[bitcoin-dev] Bitcoin is an experiment. Why don't we have an experimental hardfork?

Jorge Timón jtimon at jtimon.cc
Wed Aug 19 09:24:11 UTC 2015


On Tue, Aug 18, 2015 at 11:54 AM, jl2012 via bitcoin-dev
<bitcoin-dev at lists.linuxfoundation.org> wrote:
> As I understand, there is already a consensus among core dev that block size
> should/could be raised. The remaining questions are how, when, how much, and
> how fast.

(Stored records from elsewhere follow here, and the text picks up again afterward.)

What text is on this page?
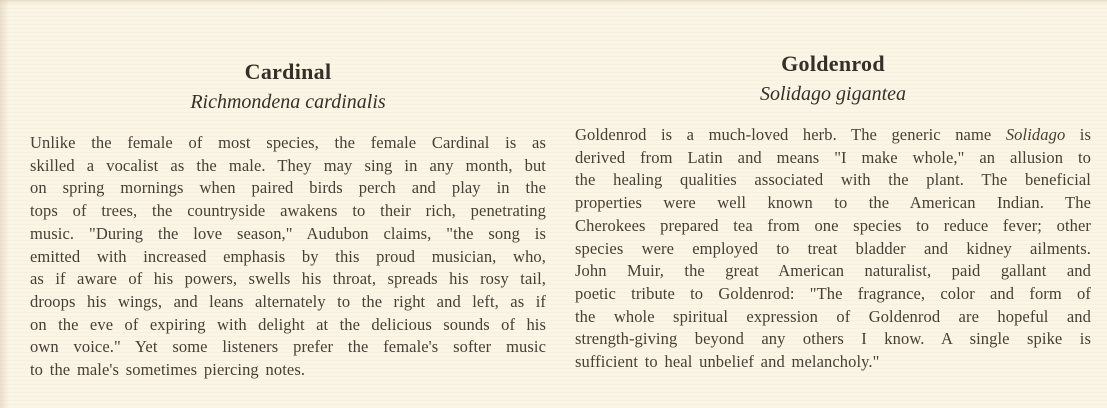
Cardinal
Richmondena cardinalis
Unlike the female of most species, the female Cardinal is as
skilled a vocalist as the male. They may sing in any month, but
on spring mornings when paired birds perch and play in the
tops of trees, the countryside awakens to their rich, penetrating
music. "During the love season," Audubon claims, "the song is
emitted with increased emphasis by this proud musician, who,
as if aware of his powers, swells his throat, spreads his rosy tail,
droops his wings, and leans alternately to the right and left, as if
on the eve of expiring with delight at the delicious sounds of his
own voice." Yet some listeners prefer the female's softer music
to the male's sometimes piercing notes.
Goldenrod
Solidago gigantea
Goldenrod is a much-loved herb. The generic name Solidago is
derived from Latin and means "I make whole," an allusion to
the healing qualities associated with the plant. The beneficial
properties were well known to the American Indian. The
Cherokees prepared tea from one species to reduce fever; other
species were employed to treat bladder and kidney ailments.
John Muir, the great American naturalist, paid gallant and
poetic tribute to Goldenrod: "The fragrance, color and form of
the whole spiritual expression of Goldenrod are hopeful and
strength-giving beyond any others I know. A single spike is
sufficient to heal unbelief and melancholy."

These are the questions for the coming Bitcoin Scalability
> Workshops but immediate consensus in these issues are not guaranteed.
>
> Could we just stop the debate for a moment, and agree to a scheduled
> experimental hardfork?
>
> Objectives (by order of importance):
>
> 1. The most important objective is to show the world that reaching consensus
> for a Bitcoin hardfork is possible. If we could have a successful one, we
> would have more in the future

Apart from classifying all potential consensus rule changes and
recommend a deployment path for each case, deploying an
uncontroversial hardfork is one of the main goals of bip99:
http://lists.linuxfoundation.org/pipermail/bitcoin-dev/2015-July/009837.html

> 2. With a slight increase in block size, to collect data for future
> hardforks

The uncontroversial hardfork doesn't need to change the maximum block
size: there's plenty of hardfork proposals out there, some of them
very well tested (like the proposed hardfork in bip99).

> 1. Today, we all agree that some kind of block size hardfork will happen on
> t1=*1 June 2016*

I disagree with this. I think it should be schedule at least a year
after it is deployed in the newest versions.
Maybe there's something special about June 2016 that I'm missing.